Нет сил, чтобы оттолкнуть его руки, и даже если б и были...
Эти касания, без которых кожа — нет, не горит. Это как торф на болотах, что тлеет годы и годы.
— Иди сюда. Ты мне веришь?
“Тебе не нужно ответа. Тебе не нужно ничего, кроме безвольной марионетки, в которую я превращаюсь с тобой рядом. Гипноз? Наваждение? Быть может, разновидность болезни? Ты здесь, Тео, прямо под кожей, проник, просочился, как неизлечимый вирус, от которого избавит лишь смерть. Ты навсегда останешься здесь. Это правда?”
— Хороший мальчик. Вот так. Ты ведь простишь меня, Стайлз? Ведь ты же все понимаешь?
Мокрые, соленые губы. И пальцы, что сотрут влажные дорожки с лица. И руки, что обнимут, не позволят упасть. Поддержат, сожмут. И будут сжимать, пока Стайлз не начнет задыхаться. Как прежде.
Больно. Это все-таки больно.
Н е к о т о р ы е из них до сих пор — просто люди.
“Я без тебя не могу. Не хочу”.
====== 117. Тео/Стайлз ======
Комментарий к 117. Тео/Стайлз https://pp.userapi.com/c841029/v841029561/536b4/0aDXf6OGkBQ.jpg
— Тео...
Он разжимает пальцы, почти дробящие гортань химеры, шарахается с размаху назад, затылком впечатывается в сетку. Разряд электричества шибает по нервам, у него волоски на коже поднимаются дыбом, и только хрипы срываются с губ, что беззвучно шевелятся, как у рыбы, выброшенной на раскаленный песок из привычной прохлады аквариума.
— Тео. Как ты...
У него синие искры в взлохмаченных волосах. Разряд, еще один, третий, и глаза против воли вспыхивают лазурью. Опускает ресницы, но поздно... на мгновение позже, чем нужно.

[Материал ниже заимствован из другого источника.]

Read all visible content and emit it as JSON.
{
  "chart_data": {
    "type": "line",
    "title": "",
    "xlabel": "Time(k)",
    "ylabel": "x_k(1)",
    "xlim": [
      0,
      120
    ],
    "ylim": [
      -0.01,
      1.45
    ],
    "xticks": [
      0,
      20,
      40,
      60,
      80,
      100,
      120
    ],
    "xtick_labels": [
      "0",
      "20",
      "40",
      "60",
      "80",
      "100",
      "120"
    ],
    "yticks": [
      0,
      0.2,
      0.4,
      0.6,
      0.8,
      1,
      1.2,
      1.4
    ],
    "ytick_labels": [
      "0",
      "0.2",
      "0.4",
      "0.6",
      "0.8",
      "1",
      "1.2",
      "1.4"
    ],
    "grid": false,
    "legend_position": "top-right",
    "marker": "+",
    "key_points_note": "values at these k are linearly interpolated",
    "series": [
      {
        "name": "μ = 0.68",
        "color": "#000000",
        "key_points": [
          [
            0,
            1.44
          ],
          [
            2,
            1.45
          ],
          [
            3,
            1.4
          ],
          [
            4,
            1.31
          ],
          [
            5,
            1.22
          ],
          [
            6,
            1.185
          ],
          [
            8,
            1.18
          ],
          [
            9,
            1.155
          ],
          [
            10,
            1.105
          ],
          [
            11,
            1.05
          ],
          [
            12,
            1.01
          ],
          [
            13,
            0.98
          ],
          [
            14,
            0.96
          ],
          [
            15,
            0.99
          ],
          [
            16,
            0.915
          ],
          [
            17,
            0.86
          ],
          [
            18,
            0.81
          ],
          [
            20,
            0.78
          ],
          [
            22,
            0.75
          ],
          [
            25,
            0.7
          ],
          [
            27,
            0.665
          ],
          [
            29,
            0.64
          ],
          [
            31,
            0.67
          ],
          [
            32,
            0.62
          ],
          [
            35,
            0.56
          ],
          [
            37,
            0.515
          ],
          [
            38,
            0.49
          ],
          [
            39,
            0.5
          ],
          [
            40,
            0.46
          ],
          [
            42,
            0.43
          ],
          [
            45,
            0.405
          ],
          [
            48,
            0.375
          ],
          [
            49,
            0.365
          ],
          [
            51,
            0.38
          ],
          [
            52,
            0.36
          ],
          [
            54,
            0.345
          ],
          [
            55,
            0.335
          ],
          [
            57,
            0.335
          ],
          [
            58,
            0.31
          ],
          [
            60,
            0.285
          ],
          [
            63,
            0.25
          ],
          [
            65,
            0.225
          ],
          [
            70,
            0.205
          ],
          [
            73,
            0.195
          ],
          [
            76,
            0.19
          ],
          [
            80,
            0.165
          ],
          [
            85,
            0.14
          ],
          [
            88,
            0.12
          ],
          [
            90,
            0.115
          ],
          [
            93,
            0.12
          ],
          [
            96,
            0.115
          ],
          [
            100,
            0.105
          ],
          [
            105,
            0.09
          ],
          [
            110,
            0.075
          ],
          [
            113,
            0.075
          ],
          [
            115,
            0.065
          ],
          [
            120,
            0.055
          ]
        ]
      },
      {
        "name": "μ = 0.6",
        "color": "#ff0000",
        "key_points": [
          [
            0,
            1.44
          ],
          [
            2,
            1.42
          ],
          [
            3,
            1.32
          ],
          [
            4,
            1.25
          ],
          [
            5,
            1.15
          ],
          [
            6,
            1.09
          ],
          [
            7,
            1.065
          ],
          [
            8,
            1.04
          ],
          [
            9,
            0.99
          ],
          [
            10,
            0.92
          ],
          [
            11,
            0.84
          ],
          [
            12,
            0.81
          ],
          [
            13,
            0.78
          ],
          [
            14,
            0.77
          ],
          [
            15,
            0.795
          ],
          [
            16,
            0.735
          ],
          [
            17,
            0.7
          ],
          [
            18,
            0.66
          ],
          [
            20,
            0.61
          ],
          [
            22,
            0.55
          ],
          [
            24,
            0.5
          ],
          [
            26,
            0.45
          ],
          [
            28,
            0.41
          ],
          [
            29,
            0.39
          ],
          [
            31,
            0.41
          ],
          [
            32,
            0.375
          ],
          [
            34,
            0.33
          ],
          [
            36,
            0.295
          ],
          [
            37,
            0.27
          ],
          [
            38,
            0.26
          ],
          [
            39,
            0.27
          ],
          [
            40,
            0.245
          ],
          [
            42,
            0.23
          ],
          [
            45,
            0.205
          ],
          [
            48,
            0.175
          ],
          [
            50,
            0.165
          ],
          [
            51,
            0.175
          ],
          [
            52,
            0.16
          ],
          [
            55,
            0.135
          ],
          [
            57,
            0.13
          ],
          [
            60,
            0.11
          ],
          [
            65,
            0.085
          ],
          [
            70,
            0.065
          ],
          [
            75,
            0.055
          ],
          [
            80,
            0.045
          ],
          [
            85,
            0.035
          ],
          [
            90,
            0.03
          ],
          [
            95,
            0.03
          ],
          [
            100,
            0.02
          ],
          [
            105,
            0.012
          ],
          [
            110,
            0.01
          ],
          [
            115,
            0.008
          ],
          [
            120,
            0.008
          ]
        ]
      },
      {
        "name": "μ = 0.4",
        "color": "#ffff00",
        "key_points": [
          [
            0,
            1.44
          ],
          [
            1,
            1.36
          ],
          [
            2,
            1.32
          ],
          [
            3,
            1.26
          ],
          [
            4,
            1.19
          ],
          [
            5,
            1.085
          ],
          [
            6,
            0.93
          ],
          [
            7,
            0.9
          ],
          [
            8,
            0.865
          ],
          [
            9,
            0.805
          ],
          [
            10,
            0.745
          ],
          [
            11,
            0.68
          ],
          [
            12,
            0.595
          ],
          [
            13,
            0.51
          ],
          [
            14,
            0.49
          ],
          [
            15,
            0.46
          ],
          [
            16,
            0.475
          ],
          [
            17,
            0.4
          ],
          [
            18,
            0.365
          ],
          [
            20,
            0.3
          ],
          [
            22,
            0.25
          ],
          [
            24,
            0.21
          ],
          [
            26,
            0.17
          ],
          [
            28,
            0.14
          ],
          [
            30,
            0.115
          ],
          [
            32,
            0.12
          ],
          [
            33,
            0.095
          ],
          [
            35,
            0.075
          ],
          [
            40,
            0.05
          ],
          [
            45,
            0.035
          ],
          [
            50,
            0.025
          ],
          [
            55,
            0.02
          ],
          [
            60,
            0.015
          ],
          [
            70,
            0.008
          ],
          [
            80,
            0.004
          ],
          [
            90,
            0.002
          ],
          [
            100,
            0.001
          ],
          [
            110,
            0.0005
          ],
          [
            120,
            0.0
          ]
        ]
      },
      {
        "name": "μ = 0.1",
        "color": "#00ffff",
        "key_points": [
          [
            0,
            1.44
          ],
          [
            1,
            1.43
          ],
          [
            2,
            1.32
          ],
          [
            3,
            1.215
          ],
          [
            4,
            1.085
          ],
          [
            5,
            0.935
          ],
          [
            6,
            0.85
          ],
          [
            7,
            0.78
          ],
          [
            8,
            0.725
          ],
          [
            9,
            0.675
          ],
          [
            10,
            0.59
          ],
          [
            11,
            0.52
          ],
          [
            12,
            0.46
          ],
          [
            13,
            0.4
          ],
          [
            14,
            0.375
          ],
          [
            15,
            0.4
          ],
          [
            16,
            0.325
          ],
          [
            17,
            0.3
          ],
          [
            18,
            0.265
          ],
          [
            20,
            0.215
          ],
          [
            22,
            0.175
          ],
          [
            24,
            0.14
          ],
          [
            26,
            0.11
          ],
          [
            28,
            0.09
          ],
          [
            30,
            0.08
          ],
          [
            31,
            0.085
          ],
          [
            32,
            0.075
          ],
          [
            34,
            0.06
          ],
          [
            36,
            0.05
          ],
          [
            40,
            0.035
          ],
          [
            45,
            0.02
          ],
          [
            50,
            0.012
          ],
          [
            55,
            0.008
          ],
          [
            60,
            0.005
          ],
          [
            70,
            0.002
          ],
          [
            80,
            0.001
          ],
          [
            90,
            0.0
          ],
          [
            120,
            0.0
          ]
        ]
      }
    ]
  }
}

— Что? Что ты сделал, Стайлз? Как ты?..
Как ты посмел? Почему?! Кто это сделал с тобой?
— У меня не было выбора, и ты... я думал, ты никогда не узнаешь.
Руки роняет и в глаза избегает смотреть, потому что... да... так вот просто.
Случайная интрижка на пару ночей, Стайлз Стилински? С изгоем, парией, тем, кого стая не примет никогда, ни за что... С тем, кто не помешает, когда время придет... Когда ты все же шагнешь за грань. Его не будет, чтоб удержать, образумить. Потому что его изгонят из города, правда?
— Все... все вокруг стали такими. Я... блять, знаешь, Тео... я всего лишь не хотел умирать.
— Ты мог просто набрать мой номер.
— ... которого я не знал никогда.
А ведь правда...
Не счел нужным, не удосужился...
Ты ли это?
Стайлз, который всегда... всегда оставался человеком. Вопреки. Даже когда лучший друг впускал клыки в его шею, чтобы повести за собой. Потому что выхода не было.
— Синие, Стайлз. Сука... они синие и холодные, как тот омут, в котором я когда-то сестру утопил. Оно стоило этого? Твоя...
... твоя непорочность. чистота, что не в теле — в душе.
— Ты вообще себя слышишь? Тео Рейкен. Беспринципный ублюдок, который всегда заботился только о себе любимом. Следовал своим прихотям, точно заповедям. И не раскаялся ни в чем не единожды... Блять, ты меня столько раз предавал, а теперь пеняешь мне... чем? Тем, что у меня вместо зрачков ебучий неон? Откуда ты вообще можешь знать...
— Я не знаю. Но каждого готов на ленты порвать за то, что стало с тобой. Ты же был человеком. Ты был душой этой стаи, ее огромным человеческим сердцем и совестью, и мозгами...
— Так, значит, это привлекало тебя? Я-то думал, задница, а еще все те штучки, что я умею...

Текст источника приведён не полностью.